Révision constitutionnelle : Bassirou Diomaye Faye saisit le Conseil constitutionnel et ouvre un nouveau front
Le Président de la République, Bassirou Diomaye Faye, a officiellement saisi le Conseil constitutionnel d’un recours contre la loi n°18/2026 portant révision de la Constitution, adoptée par l’Assemblée nationale le 29 juin 2026.
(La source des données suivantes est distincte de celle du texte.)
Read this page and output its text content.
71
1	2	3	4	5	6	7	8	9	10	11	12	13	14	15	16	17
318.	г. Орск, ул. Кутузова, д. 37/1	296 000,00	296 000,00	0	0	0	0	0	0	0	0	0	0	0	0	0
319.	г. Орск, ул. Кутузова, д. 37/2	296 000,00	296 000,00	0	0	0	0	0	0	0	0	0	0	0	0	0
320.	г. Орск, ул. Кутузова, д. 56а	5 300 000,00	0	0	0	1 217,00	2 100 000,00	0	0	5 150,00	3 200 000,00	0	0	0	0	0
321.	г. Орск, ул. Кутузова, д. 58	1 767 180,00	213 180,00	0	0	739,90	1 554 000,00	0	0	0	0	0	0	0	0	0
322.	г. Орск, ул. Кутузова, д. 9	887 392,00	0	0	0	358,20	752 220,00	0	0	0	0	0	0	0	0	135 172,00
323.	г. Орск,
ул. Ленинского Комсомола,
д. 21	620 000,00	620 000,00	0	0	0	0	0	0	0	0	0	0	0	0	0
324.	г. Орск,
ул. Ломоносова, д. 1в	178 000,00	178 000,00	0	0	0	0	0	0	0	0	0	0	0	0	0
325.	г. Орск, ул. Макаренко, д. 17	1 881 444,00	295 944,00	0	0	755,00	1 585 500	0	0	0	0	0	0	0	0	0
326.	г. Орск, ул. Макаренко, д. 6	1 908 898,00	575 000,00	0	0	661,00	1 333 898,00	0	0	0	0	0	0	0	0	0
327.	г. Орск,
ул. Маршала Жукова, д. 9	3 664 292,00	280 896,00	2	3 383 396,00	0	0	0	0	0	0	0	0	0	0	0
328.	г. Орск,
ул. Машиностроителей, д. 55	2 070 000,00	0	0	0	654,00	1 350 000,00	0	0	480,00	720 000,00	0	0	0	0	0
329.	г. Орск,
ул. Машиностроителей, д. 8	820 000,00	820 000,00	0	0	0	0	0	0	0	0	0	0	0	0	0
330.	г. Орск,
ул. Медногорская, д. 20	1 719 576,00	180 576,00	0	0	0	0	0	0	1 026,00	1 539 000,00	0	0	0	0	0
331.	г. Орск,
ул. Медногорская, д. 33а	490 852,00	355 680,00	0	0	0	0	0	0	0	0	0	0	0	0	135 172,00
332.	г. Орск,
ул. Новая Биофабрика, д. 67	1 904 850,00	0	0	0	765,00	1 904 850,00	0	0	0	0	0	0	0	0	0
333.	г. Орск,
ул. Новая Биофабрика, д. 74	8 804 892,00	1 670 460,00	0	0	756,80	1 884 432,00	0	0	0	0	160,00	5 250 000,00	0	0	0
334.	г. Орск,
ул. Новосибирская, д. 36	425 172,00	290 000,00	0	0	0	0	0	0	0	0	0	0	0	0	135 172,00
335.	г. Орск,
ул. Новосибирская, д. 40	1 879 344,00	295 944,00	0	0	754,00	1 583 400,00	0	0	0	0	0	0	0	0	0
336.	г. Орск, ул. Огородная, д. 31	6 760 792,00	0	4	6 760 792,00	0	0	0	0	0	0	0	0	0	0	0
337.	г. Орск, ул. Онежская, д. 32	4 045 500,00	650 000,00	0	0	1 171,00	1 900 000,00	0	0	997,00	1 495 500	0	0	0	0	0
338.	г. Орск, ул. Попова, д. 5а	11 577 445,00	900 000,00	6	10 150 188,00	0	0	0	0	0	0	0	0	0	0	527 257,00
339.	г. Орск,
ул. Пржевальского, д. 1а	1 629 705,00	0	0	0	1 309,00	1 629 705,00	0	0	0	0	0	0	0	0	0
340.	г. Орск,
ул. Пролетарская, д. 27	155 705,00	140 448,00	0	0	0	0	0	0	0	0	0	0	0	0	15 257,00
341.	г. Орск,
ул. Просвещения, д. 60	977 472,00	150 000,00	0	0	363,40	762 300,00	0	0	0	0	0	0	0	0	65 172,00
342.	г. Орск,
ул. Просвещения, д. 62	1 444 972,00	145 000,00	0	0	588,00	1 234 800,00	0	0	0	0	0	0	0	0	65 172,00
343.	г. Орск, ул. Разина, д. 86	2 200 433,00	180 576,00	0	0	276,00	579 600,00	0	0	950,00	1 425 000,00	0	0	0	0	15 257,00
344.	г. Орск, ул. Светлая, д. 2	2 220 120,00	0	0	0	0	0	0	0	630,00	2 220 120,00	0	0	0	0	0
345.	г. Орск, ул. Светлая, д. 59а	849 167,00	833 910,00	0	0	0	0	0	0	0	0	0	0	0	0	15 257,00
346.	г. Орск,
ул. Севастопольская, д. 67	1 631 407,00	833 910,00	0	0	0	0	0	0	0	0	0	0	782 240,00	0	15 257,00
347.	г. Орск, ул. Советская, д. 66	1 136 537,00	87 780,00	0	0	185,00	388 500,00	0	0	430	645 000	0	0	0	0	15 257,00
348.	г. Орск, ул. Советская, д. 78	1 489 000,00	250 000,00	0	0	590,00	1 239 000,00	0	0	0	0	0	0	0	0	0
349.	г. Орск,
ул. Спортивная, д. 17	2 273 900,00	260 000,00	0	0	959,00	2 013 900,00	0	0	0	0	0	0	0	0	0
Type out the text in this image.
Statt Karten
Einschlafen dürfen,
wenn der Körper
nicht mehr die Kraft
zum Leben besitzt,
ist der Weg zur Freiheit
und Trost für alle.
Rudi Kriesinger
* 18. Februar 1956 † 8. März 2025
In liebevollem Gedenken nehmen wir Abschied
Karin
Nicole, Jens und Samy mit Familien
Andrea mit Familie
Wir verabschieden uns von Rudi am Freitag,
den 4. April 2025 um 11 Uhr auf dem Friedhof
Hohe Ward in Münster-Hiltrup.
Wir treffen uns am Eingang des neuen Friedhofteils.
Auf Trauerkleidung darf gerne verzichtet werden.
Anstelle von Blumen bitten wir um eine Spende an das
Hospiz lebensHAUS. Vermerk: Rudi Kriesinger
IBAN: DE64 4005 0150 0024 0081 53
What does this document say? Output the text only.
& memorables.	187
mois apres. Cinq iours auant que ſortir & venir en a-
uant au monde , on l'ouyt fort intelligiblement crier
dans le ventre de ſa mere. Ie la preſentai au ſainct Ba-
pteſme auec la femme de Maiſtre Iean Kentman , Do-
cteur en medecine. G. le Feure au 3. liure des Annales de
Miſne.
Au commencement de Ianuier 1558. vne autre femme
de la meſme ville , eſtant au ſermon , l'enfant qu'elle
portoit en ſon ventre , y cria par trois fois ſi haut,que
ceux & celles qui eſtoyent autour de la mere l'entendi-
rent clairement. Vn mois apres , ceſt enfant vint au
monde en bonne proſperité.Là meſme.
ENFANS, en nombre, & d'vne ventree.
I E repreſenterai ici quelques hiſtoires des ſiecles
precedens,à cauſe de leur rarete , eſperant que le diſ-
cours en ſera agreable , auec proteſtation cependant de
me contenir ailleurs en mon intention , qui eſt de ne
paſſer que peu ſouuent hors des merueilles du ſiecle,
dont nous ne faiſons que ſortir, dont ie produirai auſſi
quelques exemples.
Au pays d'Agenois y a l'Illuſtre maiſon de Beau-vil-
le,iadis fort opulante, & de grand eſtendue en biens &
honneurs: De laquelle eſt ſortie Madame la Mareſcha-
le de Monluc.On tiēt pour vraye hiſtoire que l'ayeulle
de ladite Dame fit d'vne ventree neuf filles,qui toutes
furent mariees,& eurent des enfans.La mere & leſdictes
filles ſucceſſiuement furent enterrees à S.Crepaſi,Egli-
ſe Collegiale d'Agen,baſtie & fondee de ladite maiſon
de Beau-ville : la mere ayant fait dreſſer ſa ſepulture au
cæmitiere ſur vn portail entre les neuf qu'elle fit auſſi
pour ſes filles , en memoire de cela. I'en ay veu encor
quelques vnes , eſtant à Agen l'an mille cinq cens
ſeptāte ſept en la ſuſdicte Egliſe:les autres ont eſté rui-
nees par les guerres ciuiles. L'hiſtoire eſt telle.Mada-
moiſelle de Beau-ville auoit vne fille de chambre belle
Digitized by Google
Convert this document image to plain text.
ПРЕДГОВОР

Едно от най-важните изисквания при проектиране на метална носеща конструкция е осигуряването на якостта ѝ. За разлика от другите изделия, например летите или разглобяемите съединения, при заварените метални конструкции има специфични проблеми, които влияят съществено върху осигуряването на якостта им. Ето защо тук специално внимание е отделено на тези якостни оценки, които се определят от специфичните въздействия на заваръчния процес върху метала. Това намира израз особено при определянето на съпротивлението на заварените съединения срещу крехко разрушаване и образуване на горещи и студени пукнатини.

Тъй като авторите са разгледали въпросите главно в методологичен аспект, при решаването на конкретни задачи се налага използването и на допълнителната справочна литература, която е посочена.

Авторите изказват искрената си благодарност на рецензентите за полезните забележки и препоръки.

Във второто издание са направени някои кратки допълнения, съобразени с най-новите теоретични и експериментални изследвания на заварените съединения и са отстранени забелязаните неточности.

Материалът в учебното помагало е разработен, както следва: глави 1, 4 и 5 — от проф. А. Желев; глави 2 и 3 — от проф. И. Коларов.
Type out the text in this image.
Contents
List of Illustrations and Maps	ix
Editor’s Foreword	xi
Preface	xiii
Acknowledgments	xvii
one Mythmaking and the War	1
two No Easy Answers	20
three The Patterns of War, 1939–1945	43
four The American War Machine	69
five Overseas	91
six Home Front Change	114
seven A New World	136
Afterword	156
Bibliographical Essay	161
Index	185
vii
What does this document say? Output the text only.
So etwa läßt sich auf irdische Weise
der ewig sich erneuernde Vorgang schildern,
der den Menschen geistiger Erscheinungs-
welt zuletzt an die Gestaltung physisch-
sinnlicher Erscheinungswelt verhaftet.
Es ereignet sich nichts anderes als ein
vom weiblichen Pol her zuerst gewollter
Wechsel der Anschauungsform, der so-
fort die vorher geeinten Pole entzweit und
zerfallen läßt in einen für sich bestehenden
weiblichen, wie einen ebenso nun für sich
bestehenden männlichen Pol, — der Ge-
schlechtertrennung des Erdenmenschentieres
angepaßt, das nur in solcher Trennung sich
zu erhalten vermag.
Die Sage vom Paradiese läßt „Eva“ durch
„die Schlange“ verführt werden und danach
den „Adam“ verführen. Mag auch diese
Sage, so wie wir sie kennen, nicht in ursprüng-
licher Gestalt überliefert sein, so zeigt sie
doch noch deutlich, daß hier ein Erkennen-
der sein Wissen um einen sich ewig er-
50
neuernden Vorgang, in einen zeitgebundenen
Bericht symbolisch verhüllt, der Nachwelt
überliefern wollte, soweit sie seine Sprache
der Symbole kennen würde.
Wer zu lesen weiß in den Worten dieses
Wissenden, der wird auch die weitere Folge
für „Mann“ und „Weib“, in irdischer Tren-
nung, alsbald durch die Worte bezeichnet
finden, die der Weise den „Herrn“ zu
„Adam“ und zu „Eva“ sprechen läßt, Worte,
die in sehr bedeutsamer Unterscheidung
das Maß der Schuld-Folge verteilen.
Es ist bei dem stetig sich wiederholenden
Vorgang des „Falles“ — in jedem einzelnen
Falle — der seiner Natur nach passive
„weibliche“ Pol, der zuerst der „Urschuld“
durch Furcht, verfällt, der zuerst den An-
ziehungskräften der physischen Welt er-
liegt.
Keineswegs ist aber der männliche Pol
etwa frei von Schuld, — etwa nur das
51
Selon le récépissé de dépôt établi par le greffe du Conseil constitutionnel le 6 juillet 2026, le chef de l’État conteste non pas le contenu de la réforme, mais la procédure ayant conduit à son adoption. Le recours, enregistré sous le numéro 6/C/26, invoque une « violation de la procédure de révision constitutionnelle » et fait l’objet d’une demande d’examen en urgence dans un délai de huit jours.
Le dossier transmis au Conseil est particulièrement étoffé. Il comprend notamment les courriers échangés entre la Présidence et l’Assemblée nationale, les amendements du gouvernement, le discours du ministre de la Justice lors de la séance plénière du 29 juin, les procès-verbaux, des enregistrements vidéo sur clés USB, ainsi que plusieurs décisions antérieures du Conseil constitutionnel sénégalais et du Conseil constitutionnel français invoquées au soutien du recours.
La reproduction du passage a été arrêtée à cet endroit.